Overblog Tous les blogs Top blogs Lifestyle
Editer l'article Suivre ce blog Administration + Créer mon blog
MENU

Journal d’un Métaphysicien de passage.

Journal d’un Métaphysicien de passage.

Déambulations, soliloques, billevesées et autres histoires à dormir debout.


Anne, ma soeur Anne...

Publié par konrad sur 23 Septembre 2012, 09:56am

Catégories : #Ma prose en 2012

 Est-ce une question de temps, d’âge ou de circonstances ?

Mais je suis porté à récapituler ma vie.

A tenter d’en faire une synthèse et ne garder, comme on le ferait avec des photos de vacances, que ce qui parait valable et important.

 

 C’est en marchant que mes pensées, affranchies de la pesanteur, sont les plus fécondes.

Elles courent comme ces chiens qui à l’ombre de la tutelle de leur maitre, furètent dans tous les coins.
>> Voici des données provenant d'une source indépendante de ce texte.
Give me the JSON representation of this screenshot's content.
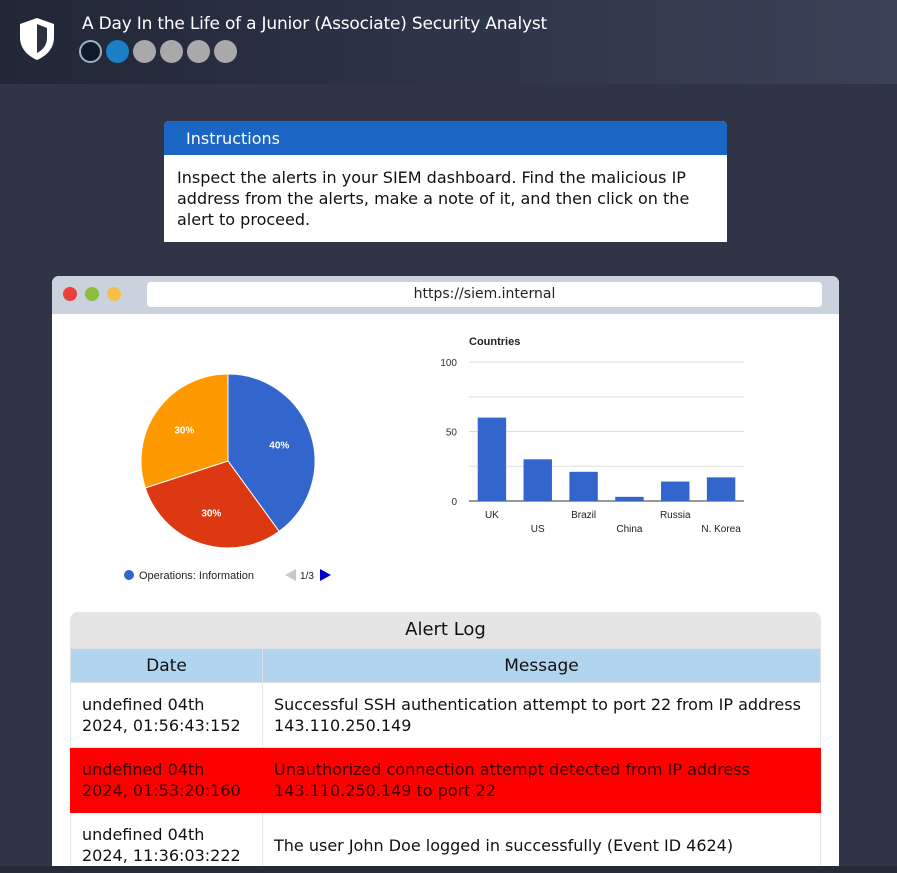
{
  "header": {
    "title": "A Day In the Life of a Junior (Associate) Security Analyst",
    "progress": [
      "done",
      "current",
      "todo",
      "todo",
      "todo",
      "todo"
    ]
  },
  "instructions": {
    "heading": "Instructions",
    "body": "Inspect the alerts in your SIEM dashboard. Find the malicious IP address from the alerts, make a note of it, and then click on the alert to proceed."
  },
  "browser": {
    "url": "https://siem.internal"
  },
  "charts": {
    "pie": {
      "slices": [
        {
          "label": "40%",
          "value": 40,
          "color": "#3366cc"
        },
        {
          "label": "30%",
          "value": 30,
          "color": "#dc3912"
        },
        {
          "label": "30%",
          "value": 30,
          "color": "#ff9900"
        }
      ],
      "legend_label": "Operations: Information",
      "legend_color": "#3366cc",
      "legend_page": "1/3"
    },
    "bar": {
      "title": "Countries",
      "categories": [
        "UK",
        "US",
        "Brazil",
        "China",
        "Russia",
        "N. Korea"
      ],
      "values": [
        60,
        30,
        21,
        3,
        14,
        17
      ],
      "ylim": [
        0,
        100
      ],
      "yticks": [
        "0",
        "50",
        "100"
      ],
      "color": "#3366cc"
    }
  },
  "chart_data": [
    {
      "type": "pie",
      "categories": [
        "Operations: Information",
        "",
        ""
      ],
      "values": [
        40,
        30,
        30
      ]
    },
    {
      "type": "bar",
      "title": "Countries",
      "categories": [
        "UK",
        "US",
        "Brazil",
        "China",
        "Russia",
        "N. Korea"
      ],
      "values": [
        60,
        30,
        21,
        3,
        14,
        17
      ],
      "ylim": [
        0,
        100
      ]
    }
  ],
  "alert_log": {
    "title": "Alert Log",
    "columns": [
      "Date",
      "Message"
    ],
    "rows": [
      {
        "date": "undefined 04th 2024, 01:56:43:152",
        "message": "Successful SSH authentication attempt to port 22 from IP address 143.110.250.149",
        "severity": "normal"
      },
      {
        "date": "undefined 04th 2024, 01:53:20:160",
        "message": "Unauthorized connection attempt detected from IP address 143.110.250.149 to port 22",
        "severity": "danger"
      },
      {
        "date": "undefined 04th 2024, 11:36:03:222",
        "message": "The user John Doe logged in successfully (Event ID 4624)",
        "severity": "normal"
      }
    ]
  }
}
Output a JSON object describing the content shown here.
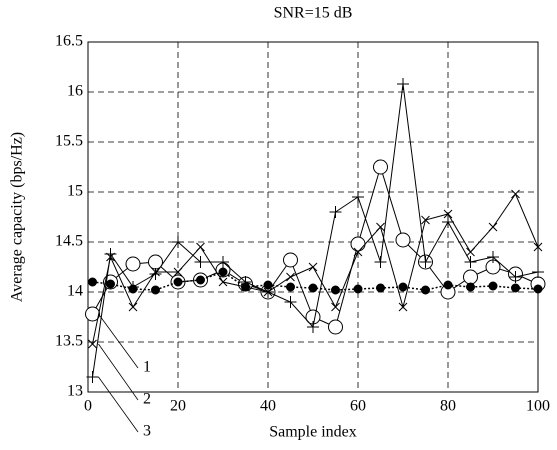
{
  "chart_data": {
    "type": "line",
    "title": "SNR=15 dB",
    "x_label": "Sample index",
    "y_label": "Average capacity (bps/Hz)",
    "x": [
      1,
      5,
      10,
      15,
      20,
      25,
      30,
      35,
      40,
      45,
      50,
      55,
      60,
      65,
      70,
      75,
      80,
      85,
      90,
      95,
      100
    ],
    "series": [
      {
        "name": "1",
        "color": "#000000",
        "marker": "circle",
        "values": [
          13.78,
          14.1,
          14.28,
          14.3,
          14.1,
          14.12,
          14.22,
          14.08,
          14.0,
          14.32,
          13.75,
          13.65,
          14.48,
          15.25,
          14.52,
          14.3,
          14.0,
          14.15,
          14.25,
          14.18,
          14.08
        ]
      },
      {
        "name": "2",
        "color": "#000000",
        "marker": "x",
        "values": [
          13.48,
          14.35,
          13.85,
          14.2,
          14.2,
          14.45,
          14.1,
          14.05,
          14.0,
          14.15,
          14.25,
          13.85,
          14.4,
          14.65,
          13.85,
          14.72,
          14.78,
          14.4,
          14.65,
          14.98,
          14.45
        ]
      },
      {
        "name": "3",
        "color": "#000000",
        "marker": "plus",
        "values": [
          13.15,
          14.38,
          14.05,
          14.18,
          14.5,
          14.3,
          14.3,
          14.1,
          14.0,
          13.9,
          13.65,
          14.8,
          14.95,
          14.3,
          16.08,
          14.3,
          14.7,
          14.3,
          14.35,
          14.15,
          14.2
        ]
      },
      {
        "color": "#000000",
        "marker": "dot",
        "values": [
          14.1,
          14.08,
          14.03,
          14.02,
          14.1,
          14.12,
          14.2,
          14.05,
          14.07,
          14.05,
          14.04,
          14.02,
          14.03,
          14.04,
          14.05,
          14.02,
          14.07,
          14.05,
          14.06,
          14.04,
          14.03
        ]
      }
    ],
    "xlim": [
      0,
      100
    ],
    "xticks": [
      0,
      20,
      40,
      60,
      80,
      100
    ],
    "ylim": [
      13,
      16.5
    ],
    "yticks": [
      13,
      13.5,
      14,
      14.5,
      15,
      15.5,
      16,
      16.5
    ],
    "grid": true
  }
}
Débusquant ici ou là de quoi alimenter la réflexion.

 

 C’est ainsi que tout à mon interrogation se fait jour en mon esprit une idée aussi inattendue qu’insoupçonnable.

Ce qui se manifeste en arrière-plan de ma récapitulation et s’imprime de manière irréfutable, c’est qu’une "conscience", c’est le mot qui me vient à l’esprit, veille et observe.

Cela apparait sur chaque photo de mon existence alors que je ne garde aucun souvenir de l’avoir vu ni de l’avoir pris.

 

En poursuivant le fil de ma perception, je localise cette conscience "au-dessus" de moi, différente de ma conscience de veille, détachée des contingences affectives et semblant observer une neutralité bienveillante.  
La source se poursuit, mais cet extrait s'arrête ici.